Selon Eliane Launaz, la situation de détresse dont parle la nouvelle loi pose problème: comment un médecin pourra-t-il donner un avis sur une notion aussi subjective? «La détresse n'est pas réservée aux femmes qui avortent, elle peut être pire pour celles qui mettent au monde un enfant malgré elles», estime la conseillère. Et pourquoi ne reconnaît-on pas aux femmes la capacité de décision en les obligeant à faire une demande auprès de leur gynécologue? «On peut aller plus vite dans le vif du sujet et mieux aider les femmes à vivre leur IVG en évitant ces détails procéduriers», plaide Eliane Launaz. De même, la demande écrite serait difficile à obtenir pour les femmes parlant mal le français: «Rapidement, cet écrit se transformerait en questionnaire alibi, et on continuerait à agir avec hypocrisie.» Une opinion que partage le Dr Anne Schnegg, gynécologue à Aigle. Pour cette femme, qui a pratiqué deux ans la médecine au Cameroun, la vision de jeunes filles à l'utérus troué par des tentatives d'avortement clandestin lui fait considérer la libéralisation de l'IVG comme capitale. S'exprimant sur l'avis que doit rendre le médecin sur la détresse de sa patiente, elle s'insurge: «Personne n'a le droit de dire aux femmes si elles ont le droit ou non d'interrompre leur grossesse: de toute façon, ce sont encore elles qui élèvent les enfants.»
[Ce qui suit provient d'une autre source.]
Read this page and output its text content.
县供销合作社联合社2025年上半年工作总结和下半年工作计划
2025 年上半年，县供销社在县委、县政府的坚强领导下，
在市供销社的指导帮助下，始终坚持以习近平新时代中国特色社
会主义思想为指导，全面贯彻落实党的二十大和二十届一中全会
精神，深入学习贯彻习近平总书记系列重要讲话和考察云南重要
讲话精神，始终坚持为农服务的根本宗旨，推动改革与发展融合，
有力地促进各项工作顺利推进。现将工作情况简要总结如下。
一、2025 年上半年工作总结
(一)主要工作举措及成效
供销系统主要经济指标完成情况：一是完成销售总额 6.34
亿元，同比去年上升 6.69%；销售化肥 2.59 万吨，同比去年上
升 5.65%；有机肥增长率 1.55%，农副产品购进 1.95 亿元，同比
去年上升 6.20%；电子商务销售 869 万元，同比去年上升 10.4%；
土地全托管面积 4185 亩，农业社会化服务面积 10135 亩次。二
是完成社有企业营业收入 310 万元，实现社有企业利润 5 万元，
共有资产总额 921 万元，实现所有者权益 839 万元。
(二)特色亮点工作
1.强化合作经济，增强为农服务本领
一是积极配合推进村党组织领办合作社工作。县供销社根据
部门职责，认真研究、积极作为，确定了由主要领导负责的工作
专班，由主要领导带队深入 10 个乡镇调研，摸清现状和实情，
Depuis quinze ans, le Dr Jean-Marc Mermoud est le conseiller médical du préfet à Aigle. A côté de ses fonctions de médecin généraliste, il a donc été désigné pour rendre les avis conformes. Dans la région du Chablais, nombreuses sont les femmes désirant interrompre leur grossesse qui passent par la visite obligatoire dans son cabinet. De l'avis des gynécologues qui lui envoient leurs patientes, c'est un médecin «profondément humain», qui refuse très exceptionnellement une autorisation d'IVG. Pourtant, ce praticien considère que sa fonction a une grande importance dans le parcours de la patiente et qu'il serait dommage de la supprimer. «Il est important pour moi que la femme prenne sa décision dans la plus grande sérénité possible. Pour cela, il lui faut du temps. Ce qu'on appelle aujourd'hui le «parcours de la combattante» autorise cette réflexion. Les entretiens que j'accorde à ces femmes ont une valeur thérapeutique: j'ai vu souvent des patientes sortir du cabinet soulagées d'avoir pu me raconter leur parcours personnel.»

A Aigle, le Dr Mermoud reçoit des patientes du Bas-Valais qui doivent subir leur intervention à l'Hôpital intercantonal du Chablais, Monthey ne possédant pas de service pour les interventions gynécologiques. Observateur des cultures catholique et protestante, il considère que le comportement de ses patientes diffère peu selon leur religion: «Beaucoup de ces femmes me disent qu'elles étaient contre l'IVG. Mais confrontées à une situation de crise, à une grossesse qu'elles ne peuvent pas assumer, elles ont toutes la même attitude.»